Tick tock. France were 80 minutes and many miles away from being knocked out of the Cup tonight. Tick, Allez Les Bleus, tock, Allez Les Verts. Tick, another error, tock, another penalty. Tick, another knock on, tock, another chance gone. Tick, a gasp of expectation, tock, a sigh of exasperation.
On and on it went. I was waiting the whole match, waiting for the week beforehand, waiting through the afternoon. Waiting for that shuffle of feet into that yard of space, that slipped tackle that would cause everyone to suck in their breath and then let it out in one tremendous roar of horror or appreciation. Waiting for that moment when France would be forced to look up to the clock and think: we've got only so many moments left to win this game.
For Ireland the wait for that break will now go on another week, and even then it might not come, just extend itself for another four years. There was very little in their performance tonight that suggested their last two games had been an aberration, that they'd been keeping their best back for the biggest occasion.
Sportsmen and women talk a lot about the degree to which time can seem to speed up or slow down in play: it's a common phenomenon in any activity involving intense concentration.
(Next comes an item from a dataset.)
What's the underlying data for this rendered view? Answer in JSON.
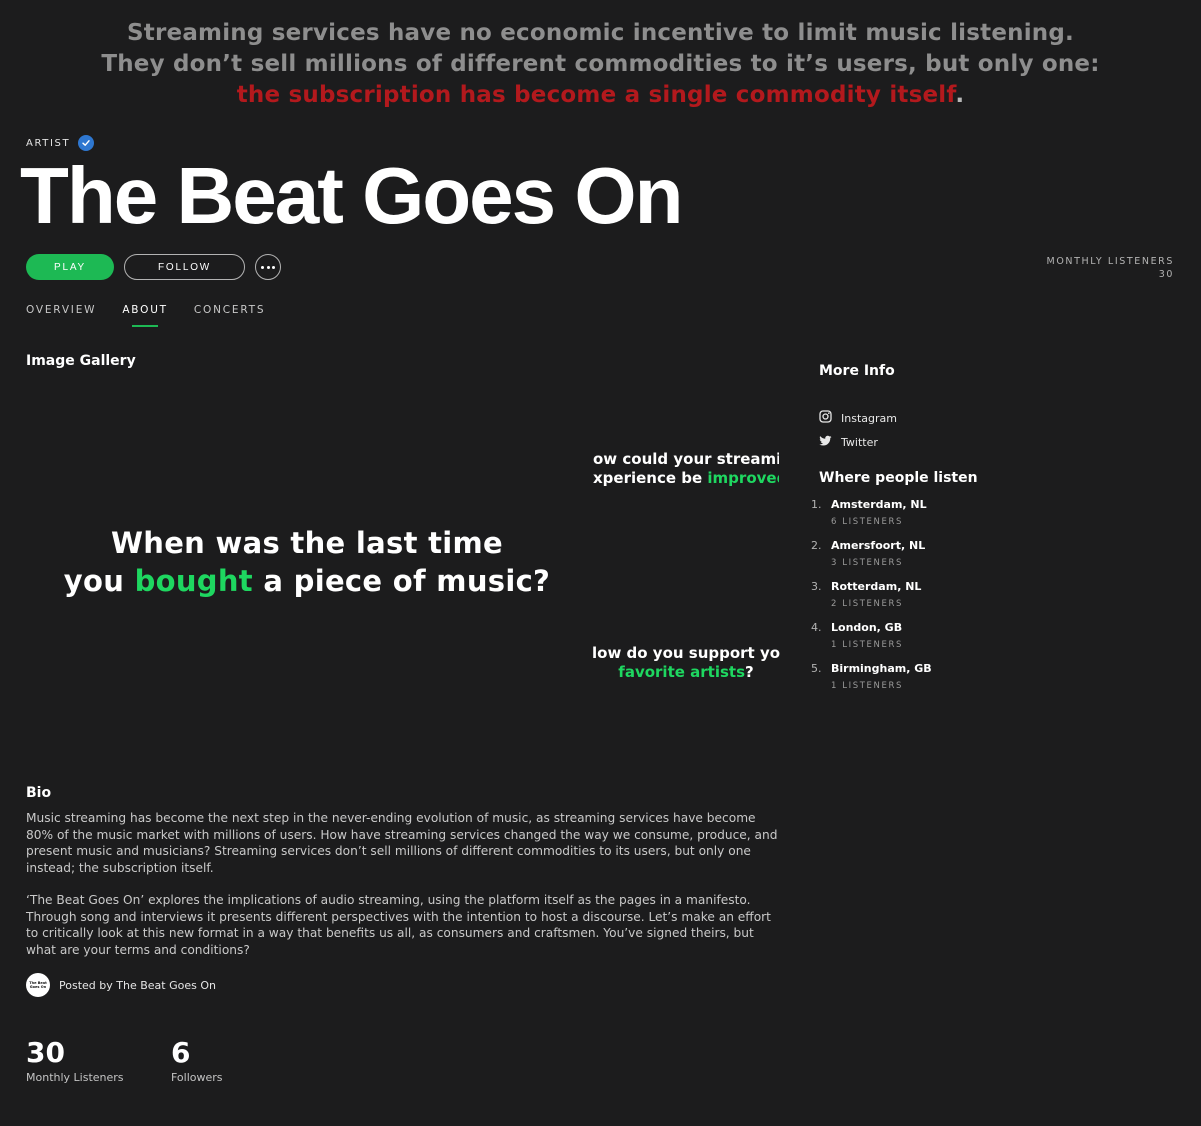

The clock didn't seem to go any faster or slower in this match, it just wound on round for 80 minutes, at the end of which the French fans were just as confident and happy as they'd been at the beginning, and the Irish side was just as far away from looking like a team that could make a big impression on the tournament.
Ronan O'Gara's kicking was awry, which was especially crippling given that was what he did with 50% of his possession. The tactic was flawed from the outset given that Clément Poitrenaud was at full back rather than the more susceptible Cédric Heymans.
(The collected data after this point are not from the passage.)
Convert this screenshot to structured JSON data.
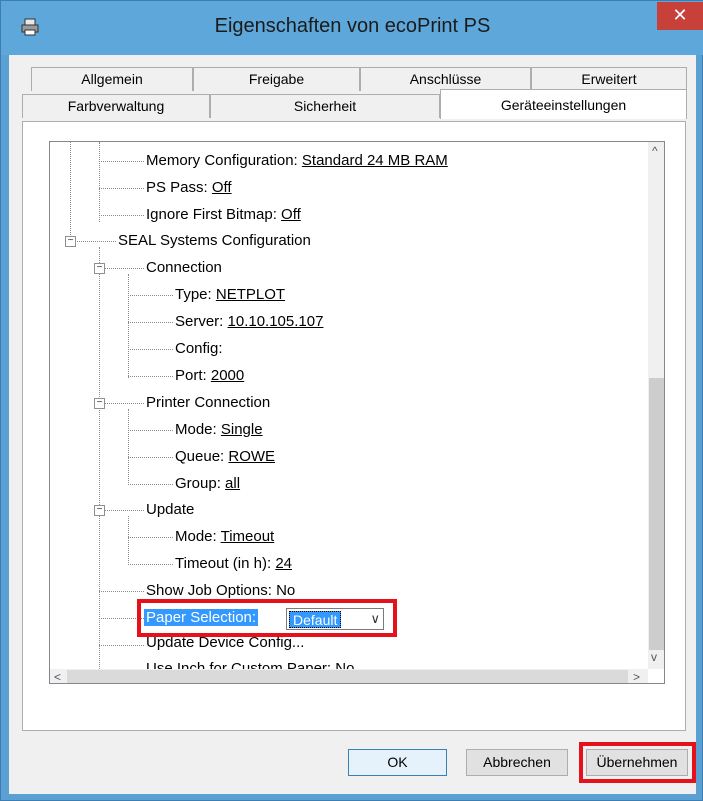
{
  "window": {
    "title": "Eigenschaften von ecoPrint PS",
    "close_label": "✕"
  },
  "tabs_row1": [
    "Allgemein",
    "Freigabe",
    "Anschlüsse",
    "Erweitert"
  ],
  "tabs_row2": [
    "Farbverwaltung",
    "Sicherheit",
    "Geräteeinstellungen"
  ],
  "active_tab": "Geräteeinstellungen",
  "tree": {
    "memory": {
      "label": "Memory Configuration: ",
      "value": "Standard 24 MB RAM"
    },
    "ps_pass": {
      "label": "PS Pass: ",
      "value": "Off"
    },
    "ignore_bitmap": {
      "label": "Ignore First Bitmap: ",
      "value": "Off"
    },
    "seal": {
      "label": "SEAL Systems Configuration"
    },
    "connection": {
      "label": "Connection"
    },
    "type": {
      "label": "Type: ",
      "value": "NETPLOT"
    },
    "server": {
      "label": "Server: ",
      "value": "10.10.105.107"
    },
    "config": {
      "label": "Config:"
    },
    "port": {
      "label": "Port: ",
      "value": "2000"
    },
    "printer_connection": {
      "label": "Printer Connection"
    },
    "mode": {
      "label": "Mode: ",
      "value": "Single"
    },
    "queue": {
      "label": "Queue: ",
      "value": "ROWE"
    },
    "group": {
      "label": "Group: ",
      "value": "all"
    },
    "update": {
      "label": "Update"
    },
    "update_mode": {
      "label": "Mode: ",
      "value": "Timeout"
    },
    "timeout": {
      "label": "Timeout (in h): ",
      "value": "24"
    },
    "show_job": {
      "label": "Show Job Options: No"
    },
    "paper_selection": {
      "label": "Paper Selection:",
      "value": "Default"
    },
    "update_device": {
      "label": "Update Device Config..."
    },
    "use_inch": {
      "label": "Use Inch for Custom Paper: ",
      "value": "No"
    }
  },
  "buttons": {
    "ok": "OK",
    "cancel": "Abbrechen",
    "apply": "Übernehmen"
  },
  "colors": {
    "title_bar": "#5ea7da",
    "close": "#c8403a",
    "selection": "#3399ff",
    "highlight": "#e5121b"
  }
}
The line-out combination lacked the security that it promised on potential and past performance, losing five of its own throws. Eoin Reddan's decisions around the breakdown were not in synch with the backs around him. Every time an Irish player broke the line I found myself instantly concerned that the ball was about to be turned over as the support lagged up behind him.
Worst of all, the lack of confidence that afflicted weaker areas of their team seems to have spread around the whole XV. The back division turned near chances into distant misses through sloppy handling. The failure to score anything other than a solitary drop-goal was the most depressing aspect of all.
And France, well the mood around me as I'm writing this is thoroughly ebullient, and with the team embarking on a lap of honour, their Cup may just be reaching its full stride. From the moment that Jean-Baptiste Elissade's fifth kick sent them 12-points ahead, and La Marseillaise rang around the ground at deafening volume, it was hard to avoid the impression that for France this competition has just begun in earnest.
They were thoroughly ruthless, and all the harder to like for it. They tackled magnificently throughout. The team does not yet capture the imagination as its predecessors have done, garbed in that funereal shade of blue. Frédéric Michalak's sweet kick to make the first try was a rare exception to their slightly staid style.
Otherwise they struck me as deeply pragmatic, which, if they aim to win the Cup, is no bad thing. Less pleasingly, though equally important for their ambitions, they stretch the laws as far as they allow - as critics once observed of the All Blacks, France run lines in mid-field that come perilously close to crossing.
Ireland look near-certainties to be dumped out of the Cup, and will have to hope that Argentina fail to score more than four tries against Namibia on Sunday. Tick tock the clock goes on, though for Ireland it looks like it has only a few more days to run, threatening to leave this potentially great team with nothing more than a bundle of thoughts of what might have been.